Your Blood Pressure
Blood pressure is the biggest cause of disability and death in the UK. It refers to the force exerted by circulating blood against the walls of blood vessels, primarily the arteries, as the heart pumps it throughout the body. It is commonly expressed in millimetres of mercury (mmHg) and represented by two numbers: systolic pressure over diastolic pressure. The systolic pressure is the higher number and represents the pressure in the arteries when the heart contracts and pumps blood, while the diastolic pressure is the lower number and represents the pressure in the arteries when the heart is at rest between beats.
Blood pressure is an essential indicator of cardiovascular health and is influenced by various factors such as cardiac output (the amount of blood pumped by the heart per minute), peripheral resistance (the resistance of blood vessels to blood flow), blood volume, and the elasticity of arterial walls. It can fluctuate throughout the day in response to physical activity, stress, emotions, and other factors.
Normal blood pressure is typically around 120/80 mmHg, with the systolic pressure of 120 and the diastolic pressure of 80. Blood pressure values above this range can indicate hypertension (high blood pressure), which is a condition that, if left untreated, can lead to increased risk of heart disease, stroke, and other health problems. On the other hand, blood pressure values consistently below the normal range may indicate hypotension (low blood pressure), which can also have adverse effects on the body and may cause symptoms such as dizziness, fainting, and fatigue.
Hypertension, also known as high blood pressure, is a medical condition characterized by persistently elevated blood pressure levels in the arteries. It is a common health issue and a significant risk factor for various cardiovascular diseases.
Blood pressure is measured in millimetres of mercury (mmHg) and expressed as two numbers: systolic pressure over diastolic pressure. Systolic pressure represents the pressure in the arteries when the heart contracts and pumps blood, while diastolic pressure represents the pressure when the heart is at rest between beats.
Hypertension is typically diagnosed when blood pressure consistently exceeds 130/80 mmHg. However, the specific thresholds for diagnosis and treatment may vary depending on factors such as age, underlying health conditions, and individual risk assessments.
There are two primary types of hypertension:
Primary (essential) hypertension: This is the most common type, accounting for about 90-95% of hypertension cases. The exact cause is often unknown, but it is influenced by a combination of genetic factors and lifestyle choices such as poor diet, lack of physical activity, obesity, excessive alcohol consumption, and smoking.
Secondary hypertension: This type is caused by an underlying medical condition or medication.
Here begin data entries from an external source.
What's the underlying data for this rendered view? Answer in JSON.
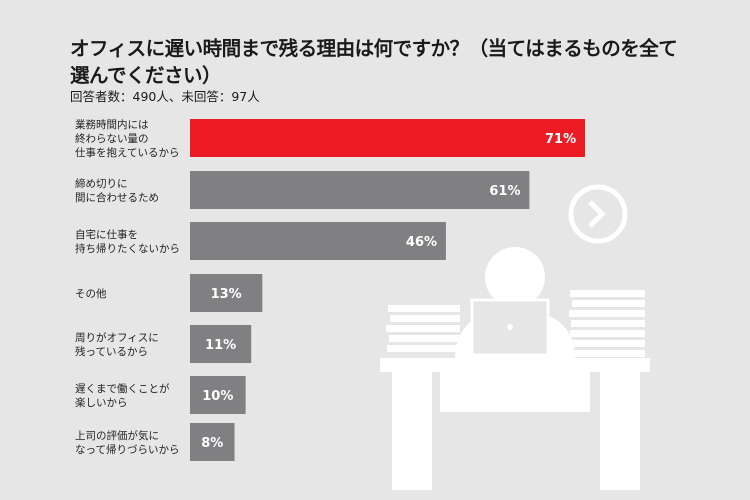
{
  "title": "オフィスに遅い時間まで残る理由は何ですか？（当てはまるものを全て選んでください）",
  "subtitle": "回答者数：490人、未回答：97人",
  "colors": {
    "highlight": "#ed1c24",
    "bar": "#808083",
    "background": "#e6e6e6"
  },
  "chart_data": {
    "type": "bar",
    "orientation": "horizontal",
    "title": "オフィスに遅い時間まで残る理由は何ですか？（当てはまるものを全て選んでください）",
    "categories": [
      [
        "業務時間内には",
        "終わらない量の",
        "仕事を抱えているから"
      ],
      [
        "締め切りに",
        "間に合わせるため"
      ],
      [
        "自宅に仕事を",
        "持ち帰りたくないから"
      ],
      [
        "その他"
      ],
      [
        "周りがオフィスに",
        "残っているから"
      ],
      [
        "遅くまで働くことが",
        "楽しいから"
      ],
      [
        "上司の評価が気に",
        "なって帰りづらいから"
      ]
    ],
    "values": [
      71,
      61,
      46,
      13,
      11,
      10,
      8
    ],
    "labels": [
      "71%",
      "61%",
      "46%",
      "13%",
      "11%",
      "10%",
      "8%"
    ],
    "unit": "%",
    "xlim": [
      0,
      100
    ],
    "highlight_index": 0
  }
}
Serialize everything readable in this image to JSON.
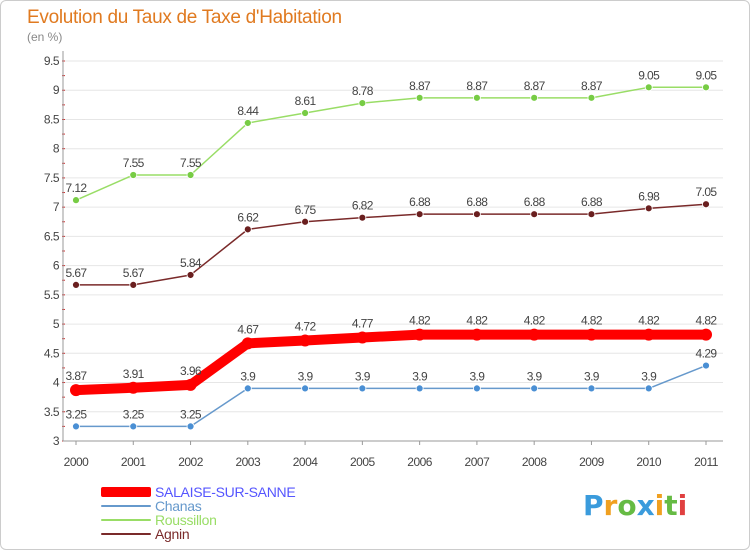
{
  "header": {
    "title": "Evolution du Taux de Taxe d'Habitation",
    "subtitle": "(en %)"
  },
  "chart_data": {
    "type": "line",
    "x": [
      "2000",
      "2001",
      "2002",
      "2003",
      "2004",
      "2005",
      "2006",
      "2007",
      "2008",
      "2009",
      "2010",
      "2011"
    ],
    "ylim": [
      3,
      9.5
    ],
    "yticks": [
      "3",
      "3.5",
      "4",
      "4.5",
      "5",
      "5.5",
      "6",
      "6.5",
      "7",
      "7.5",
      "8",
      "8.5",
      "9",
      "9.5"
    ],
    "grid": "horizontal",
    "legend_position": "bottom-left",
    "series": [
      {
        "name": "SALAISE-SUR-SANNE",
        "color": "#ff0000",
        "label_color": "#5555ff",
        "marker_fill": "#ff0000",
        "values": [
          3.87,
          3.91,
          3.96,
          4.67,
          4.72,
          4.77,
          4.82,
          4.82,
          4.82,
          4.82,
          4.82,
          4.82
        ],
        "labels": [
          "3.87",
          "3.91",
          "3.96",
          "4.67",
          "4.72",
          "4.77",
          "4.82",
          "4.82",
          "4.82",
          "4.82",
          "4.82",
          "4.82"
        ]
      },
      {
        "name": "Chanas",
        "color": "#6699cc",
        "label_color": "#6699cc",
        "marker_fill": "#4a8fd4",
        "values": [
          3.25,
          3.25,
          3.25,
          3.9,
          3.9,
          3.9,
          3.9,
          3.9,
          3.9,
          3.9,
          3.9,
          4.29
        ],
        "labels": [
          "3.25",
          "3.25",
          "3.25",
          "3.9",
          "3.9",
          "3.9",
          "3.9",
          "3.9",
          "3.9",
          "3.9",
          "3.9",
          "4.29"
        ]
      },
      {
        "name": "Roussillon",
        "color": "#99dd66",
        "label_color": "#99dd66",
        "marker_fill": "#77cc44",
        "values": [
          7.12,
          7.55,
          7.55,
          8.44,
          8.61,
          8.78,
          8.87,
          8.87,
          8.87,
          8.87,
          9.05,
          9.05
        ],
        "labels": [
          "7.12",
          "7.55",
          "7.55",
          "8.44",
          "8.61",
          "8.78",
          "8.87",
          "8.87",
          "8.87",
          "8.87",
          "9.05",
          "9.05"
        ]
      },
      {
        "name": "Agnin",
        "color": "#7a2a2a",
        "label_color": "#7a2a2a",
        "marker_fill": "#6a1f1f",
        "values": [
          5.67,
          5.67,
          5.84,
          6.62,
          6.75,
          6.82,
          6.88,
          6.88,
          6.88,
          6.88,
          6.98,
          7.05
        ],
        "labels": [
          "5.67",
          "5.67",
          "5.84",
          "6.62",
          "6.75",
          "6.82",
          "6.88",
          "6.88",
          "6.88",
          "6.88",
          "6.98",
          "7.05"
        ]
      }
    ]
  },
  "logo": {
    "letters": [
      "P",
      "r",
      "o",
      "x",
      "i",
      "t",
      "i"
    ],
    "colors": [
      "#3a9bdc",
      "#f0a020",
      "#66bb44",
      "#3a9bdc",
      "#f0a020",
      "#66bb44",
      "#e04040"
    ]
  }
}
It can be the result of kidney disease, hormonal disorders, certain medications (e.g., oral contraceptives, nonsteroidal anti-inflammatory drugs), adrenal gland problems, or other factors. Secondary hypertension tends to appear suddenly and may cause higher blood pressure levels than primary hypertension.
Hypertension is often called the "silent killer" because it usually does not cause noticeable symptoms in the early stages. However, if left untreated, it can significantly increase the risk of serious complications such as heart disease, stroke, kidney problems, and damage to other organs.
Managing hypertension involves a combination of lifestyle changes and, in some cases, medication. Lifestyle modifications include adopting a balanced and low-sodium diet (such as the DASH diet), engaging in regular physical activity, maintaining a healthy weight, limiting alcohol consumption, quitting smoking, and managing stress. Medications, such as diuretics, beta-blockers, angiotensin-converting enzyme (ACE) inhibitors, angiotensin receptor blockers (ARBs), or calcium channel blockers, may be prescribed by healthcare professionals to help lower blood pressure.
Regular monitoring of blood pressure and routine check-ups with a healthcare provider are crucial for individuals with hypertension to ensure proper management and reduce the risk of complications.